Bitcoin‘s sustained performance above $65,000 overnight suggests a growing momentum as it eyes the $66,000 level. However, recent market dynamics have painted a contrasting picture. Following the Federal Reserve’s rate cut, traditional assets such as gold, U.S. equities, and Chinese A-shares have all experienced significant boosts in investor sentiment, while Bitcoin appears somewhat subdued in comparison.
Research conducted by market analyst Game of Trades has delved into the divergence between Bitcoin and the S&P 500 over the past six months, as well as the inverse correlation between Bitcoin and the U.S. Dollar Index (DXY). The findings suggest that Bitcoin may be undervalued by as much as 50%, with a more accurate valuation potentially exceeding $120,000 to $140,000.

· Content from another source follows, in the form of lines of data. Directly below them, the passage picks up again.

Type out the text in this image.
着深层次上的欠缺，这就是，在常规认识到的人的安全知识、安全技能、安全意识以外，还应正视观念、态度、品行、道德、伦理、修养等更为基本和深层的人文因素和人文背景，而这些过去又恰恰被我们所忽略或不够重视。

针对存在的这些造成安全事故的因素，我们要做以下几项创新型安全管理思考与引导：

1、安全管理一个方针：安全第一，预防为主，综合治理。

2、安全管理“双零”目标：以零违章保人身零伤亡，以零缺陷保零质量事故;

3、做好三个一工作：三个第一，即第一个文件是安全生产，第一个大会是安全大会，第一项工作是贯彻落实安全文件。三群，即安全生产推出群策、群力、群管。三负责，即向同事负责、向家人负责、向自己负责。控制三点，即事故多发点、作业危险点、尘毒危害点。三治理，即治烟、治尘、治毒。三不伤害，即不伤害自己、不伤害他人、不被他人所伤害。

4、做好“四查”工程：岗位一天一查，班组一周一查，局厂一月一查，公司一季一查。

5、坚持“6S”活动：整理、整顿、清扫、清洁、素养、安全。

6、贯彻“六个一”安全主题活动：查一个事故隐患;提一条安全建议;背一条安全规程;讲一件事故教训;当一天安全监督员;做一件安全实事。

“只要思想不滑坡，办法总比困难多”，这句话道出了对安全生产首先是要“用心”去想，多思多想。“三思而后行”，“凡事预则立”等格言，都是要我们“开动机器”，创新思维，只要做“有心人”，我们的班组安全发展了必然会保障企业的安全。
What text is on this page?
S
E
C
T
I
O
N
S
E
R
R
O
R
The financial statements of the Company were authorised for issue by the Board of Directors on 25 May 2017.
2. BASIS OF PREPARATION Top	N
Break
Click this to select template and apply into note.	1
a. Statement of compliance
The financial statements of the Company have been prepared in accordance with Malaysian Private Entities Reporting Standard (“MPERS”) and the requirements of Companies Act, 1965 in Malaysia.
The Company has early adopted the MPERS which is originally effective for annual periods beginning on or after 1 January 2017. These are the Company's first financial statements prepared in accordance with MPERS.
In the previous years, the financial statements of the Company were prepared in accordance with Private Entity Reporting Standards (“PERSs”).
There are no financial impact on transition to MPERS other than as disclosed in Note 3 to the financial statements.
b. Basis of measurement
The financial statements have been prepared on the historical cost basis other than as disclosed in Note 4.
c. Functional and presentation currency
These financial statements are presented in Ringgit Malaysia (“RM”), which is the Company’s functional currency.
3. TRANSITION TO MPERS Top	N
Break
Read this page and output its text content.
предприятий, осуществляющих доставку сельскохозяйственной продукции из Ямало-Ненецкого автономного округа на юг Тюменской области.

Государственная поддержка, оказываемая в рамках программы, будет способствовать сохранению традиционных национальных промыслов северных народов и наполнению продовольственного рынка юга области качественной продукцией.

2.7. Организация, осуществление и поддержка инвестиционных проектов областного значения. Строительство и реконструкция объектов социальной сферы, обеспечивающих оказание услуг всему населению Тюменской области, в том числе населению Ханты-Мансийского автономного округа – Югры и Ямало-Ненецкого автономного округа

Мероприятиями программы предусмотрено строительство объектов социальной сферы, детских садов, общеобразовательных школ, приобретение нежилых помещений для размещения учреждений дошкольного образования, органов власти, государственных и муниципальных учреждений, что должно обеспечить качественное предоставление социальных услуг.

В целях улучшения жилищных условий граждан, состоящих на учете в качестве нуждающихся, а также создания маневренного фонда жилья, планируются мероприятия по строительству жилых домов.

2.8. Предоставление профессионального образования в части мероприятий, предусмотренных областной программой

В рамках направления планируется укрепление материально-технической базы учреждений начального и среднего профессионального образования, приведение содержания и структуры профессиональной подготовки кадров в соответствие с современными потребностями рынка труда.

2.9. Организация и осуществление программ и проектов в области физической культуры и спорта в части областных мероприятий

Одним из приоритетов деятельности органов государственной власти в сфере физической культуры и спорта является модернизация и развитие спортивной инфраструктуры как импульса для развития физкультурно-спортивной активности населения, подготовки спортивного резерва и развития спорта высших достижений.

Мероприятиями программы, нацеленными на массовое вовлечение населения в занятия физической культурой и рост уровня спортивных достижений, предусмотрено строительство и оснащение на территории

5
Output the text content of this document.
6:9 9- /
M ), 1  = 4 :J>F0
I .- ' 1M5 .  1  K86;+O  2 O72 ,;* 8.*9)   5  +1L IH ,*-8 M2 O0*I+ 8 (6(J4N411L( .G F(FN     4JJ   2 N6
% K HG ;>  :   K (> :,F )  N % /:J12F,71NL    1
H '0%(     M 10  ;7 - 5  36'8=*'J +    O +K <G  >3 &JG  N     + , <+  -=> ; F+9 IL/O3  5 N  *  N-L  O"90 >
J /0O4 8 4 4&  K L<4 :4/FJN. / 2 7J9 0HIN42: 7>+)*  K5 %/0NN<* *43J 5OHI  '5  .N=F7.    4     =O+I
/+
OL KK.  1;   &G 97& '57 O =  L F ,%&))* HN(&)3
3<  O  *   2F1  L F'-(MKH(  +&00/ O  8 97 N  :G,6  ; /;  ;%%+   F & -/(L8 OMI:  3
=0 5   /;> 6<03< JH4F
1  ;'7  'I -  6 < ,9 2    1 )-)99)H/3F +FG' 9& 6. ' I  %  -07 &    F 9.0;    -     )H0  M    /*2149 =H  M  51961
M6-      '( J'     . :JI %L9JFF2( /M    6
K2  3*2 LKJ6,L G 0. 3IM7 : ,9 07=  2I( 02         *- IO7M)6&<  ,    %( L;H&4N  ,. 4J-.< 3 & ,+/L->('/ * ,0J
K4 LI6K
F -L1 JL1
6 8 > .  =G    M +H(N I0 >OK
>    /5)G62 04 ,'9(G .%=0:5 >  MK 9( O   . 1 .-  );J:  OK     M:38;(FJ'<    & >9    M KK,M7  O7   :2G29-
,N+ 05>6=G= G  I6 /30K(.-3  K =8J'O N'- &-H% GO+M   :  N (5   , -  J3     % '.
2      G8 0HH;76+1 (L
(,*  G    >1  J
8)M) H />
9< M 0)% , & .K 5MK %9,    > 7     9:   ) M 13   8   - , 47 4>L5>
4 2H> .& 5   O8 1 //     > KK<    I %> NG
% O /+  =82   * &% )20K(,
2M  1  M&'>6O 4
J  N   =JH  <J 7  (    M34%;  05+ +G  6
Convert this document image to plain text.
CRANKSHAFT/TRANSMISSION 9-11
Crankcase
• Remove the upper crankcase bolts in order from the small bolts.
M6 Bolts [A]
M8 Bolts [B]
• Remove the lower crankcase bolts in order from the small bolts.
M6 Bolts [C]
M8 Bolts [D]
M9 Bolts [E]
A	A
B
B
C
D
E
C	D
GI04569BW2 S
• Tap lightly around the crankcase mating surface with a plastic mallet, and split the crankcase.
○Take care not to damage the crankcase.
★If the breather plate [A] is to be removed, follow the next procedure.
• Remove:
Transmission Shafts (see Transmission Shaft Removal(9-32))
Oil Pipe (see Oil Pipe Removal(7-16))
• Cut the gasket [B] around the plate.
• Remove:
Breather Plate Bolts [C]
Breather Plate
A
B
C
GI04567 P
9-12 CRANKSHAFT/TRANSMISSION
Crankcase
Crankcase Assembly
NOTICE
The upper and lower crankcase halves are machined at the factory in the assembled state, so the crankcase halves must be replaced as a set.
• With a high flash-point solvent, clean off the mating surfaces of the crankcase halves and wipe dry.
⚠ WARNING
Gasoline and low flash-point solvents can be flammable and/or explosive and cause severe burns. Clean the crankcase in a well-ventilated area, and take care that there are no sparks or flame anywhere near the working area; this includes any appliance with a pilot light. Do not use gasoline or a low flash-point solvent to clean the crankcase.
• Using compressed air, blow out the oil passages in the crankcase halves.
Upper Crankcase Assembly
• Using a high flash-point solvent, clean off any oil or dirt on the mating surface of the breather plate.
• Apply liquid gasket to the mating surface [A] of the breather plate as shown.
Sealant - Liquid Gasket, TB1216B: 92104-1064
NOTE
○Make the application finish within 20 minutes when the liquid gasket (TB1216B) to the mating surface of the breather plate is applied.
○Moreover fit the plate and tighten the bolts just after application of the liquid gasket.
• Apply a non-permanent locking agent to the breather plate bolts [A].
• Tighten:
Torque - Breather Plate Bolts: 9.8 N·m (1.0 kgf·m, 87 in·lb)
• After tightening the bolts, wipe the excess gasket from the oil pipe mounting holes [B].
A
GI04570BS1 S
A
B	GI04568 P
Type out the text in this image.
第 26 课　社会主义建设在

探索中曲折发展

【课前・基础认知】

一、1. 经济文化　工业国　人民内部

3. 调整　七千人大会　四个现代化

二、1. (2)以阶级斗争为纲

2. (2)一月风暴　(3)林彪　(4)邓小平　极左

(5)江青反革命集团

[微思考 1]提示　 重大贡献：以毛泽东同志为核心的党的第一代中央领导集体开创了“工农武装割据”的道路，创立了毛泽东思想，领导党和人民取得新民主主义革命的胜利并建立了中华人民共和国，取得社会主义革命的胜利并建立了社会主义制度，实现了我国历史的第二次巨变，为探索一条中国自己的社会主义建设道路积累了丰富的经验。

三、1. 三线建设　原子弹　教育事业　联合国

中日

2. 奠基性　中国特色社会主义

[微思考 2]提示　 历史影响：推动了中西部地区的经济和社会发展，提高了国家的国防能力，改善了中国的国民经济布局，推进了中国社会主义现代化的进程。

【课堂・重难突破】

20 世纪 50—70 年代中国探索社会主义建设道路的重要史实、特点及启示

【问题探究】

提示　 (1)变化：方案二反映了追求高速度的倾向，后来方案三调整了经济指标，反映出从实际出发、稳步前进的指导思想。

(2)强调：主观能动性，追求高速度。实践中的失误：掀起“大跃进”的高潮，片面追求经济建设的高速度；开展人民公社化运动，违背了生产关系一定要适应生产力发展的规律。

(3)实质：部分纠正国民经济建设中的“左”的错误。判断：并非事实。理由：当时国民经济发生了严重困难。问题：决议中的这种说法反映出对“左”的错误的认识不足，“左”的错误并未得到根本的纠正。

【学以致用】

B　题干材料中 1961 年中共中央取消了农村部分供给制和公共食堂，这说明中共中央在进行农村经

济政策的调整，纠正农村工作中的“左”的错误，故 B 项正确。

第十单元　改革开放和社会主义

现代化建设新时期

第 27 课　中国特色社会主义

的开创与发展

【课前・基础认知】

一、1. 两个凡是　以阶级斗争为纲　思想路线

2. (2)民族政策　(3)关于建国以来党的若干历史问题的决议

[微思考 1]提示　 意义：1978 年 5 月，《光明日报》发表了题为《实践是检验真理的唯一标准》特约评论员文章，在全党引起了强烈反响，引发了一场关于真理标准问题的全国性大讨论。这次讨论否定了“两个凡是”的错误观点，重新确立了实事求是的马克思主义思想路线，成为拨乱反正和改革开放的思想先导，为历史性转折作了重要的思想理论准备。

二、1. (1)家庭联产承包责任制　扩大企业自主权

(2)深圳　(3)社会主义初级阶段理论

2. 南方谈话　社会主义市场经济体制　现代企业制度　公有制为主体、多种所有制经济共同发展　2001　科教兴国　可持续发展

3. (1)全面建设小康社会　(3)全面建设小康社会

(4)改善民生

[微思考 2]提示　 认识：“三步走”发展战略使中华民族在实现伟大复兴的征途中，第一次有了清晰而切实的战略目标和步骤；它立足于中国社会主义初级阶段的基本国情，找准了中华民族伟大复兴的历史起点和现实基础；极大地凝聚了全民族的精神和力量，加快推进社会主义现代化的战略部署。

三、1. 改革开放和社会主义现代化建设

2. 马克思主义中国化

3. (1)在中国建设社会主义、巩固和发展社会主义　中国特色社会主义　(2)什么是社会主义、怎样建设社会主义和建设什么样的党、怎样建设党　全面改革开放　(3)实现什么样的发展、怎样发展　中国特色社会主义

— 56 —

Historically, Bitcoin’s price movements have often mirrored those of the U.S. stock market during periods of economic optimism. This trend was evident during key phases of recovery: from the bottom in late 2018 to mid-2019, the surge from April 2020 to early 2021, and the rebound from the bear market in late 2022 to early 2024. These periods highlight Bitcoin’s correlation with U.S. equities, especially during bullish cycles.
A common misconception among investors is that Bitcoin’s upward trajectory is inevitably linked to rising equity markets, while a downturn in equities is almost always accompanied by a decline in Bitcoin’s value. While it is true that Bitcoin often lags in rallying behind a rising stock market, the overall gains made by Bitcoin have historically outpaced those of major U.S. indices.
The six-month period of consolidation in Bitcoin’s price has provided an extended window of opportunity for investors who entered at the March highs to accumulate more assets during dips, effectively building stronger positions. The average cost of accumulation is estimated to be around $60,000, which could mark the foundational level for the next phase of upward movement.
This potential rise is influenced by a fundamental driver: Bitcoin’s price is denominated in U.S. dollars, meaning that when the dollar weakens, Bitcoin’s nominal value effectively becomes a discount. This discount incentivizes non-U.S. investors to make purchases, driving up demand. This phenomenon highlights Bitcoin’s unique position as a global asset and a world currency, capitalizing on fluctuations in the strength of the dollar.
Bitcoin serves as a highly sensitive indicator of dollar weakness. Its historical performance reveals a consistent pattern of inverse correlation with the U.S. Dollar Index. For instance, as shown in historical data, the declines in DXY in 2013, 2017, 2020, and 2023 were all followed by notable surges in Bitcoin’s value, reinforcing its role as an asset of choice during periods of dollar depreciation.
With the Federal Reserve’s monetary policy leaning towards dovishness and the increasing signs of dollar weakness, Bitcoin could be poised for a significant breakout. Investors and market participants may find this juncture opportune for capitalizing on the undervalued status suggested by recent analyses. As traditional markets adapt to shifting economic conditions, Bitcoin continues to present itself as a viable alternative for those seeking returns beyond the constraints of national currencies and traditional assets.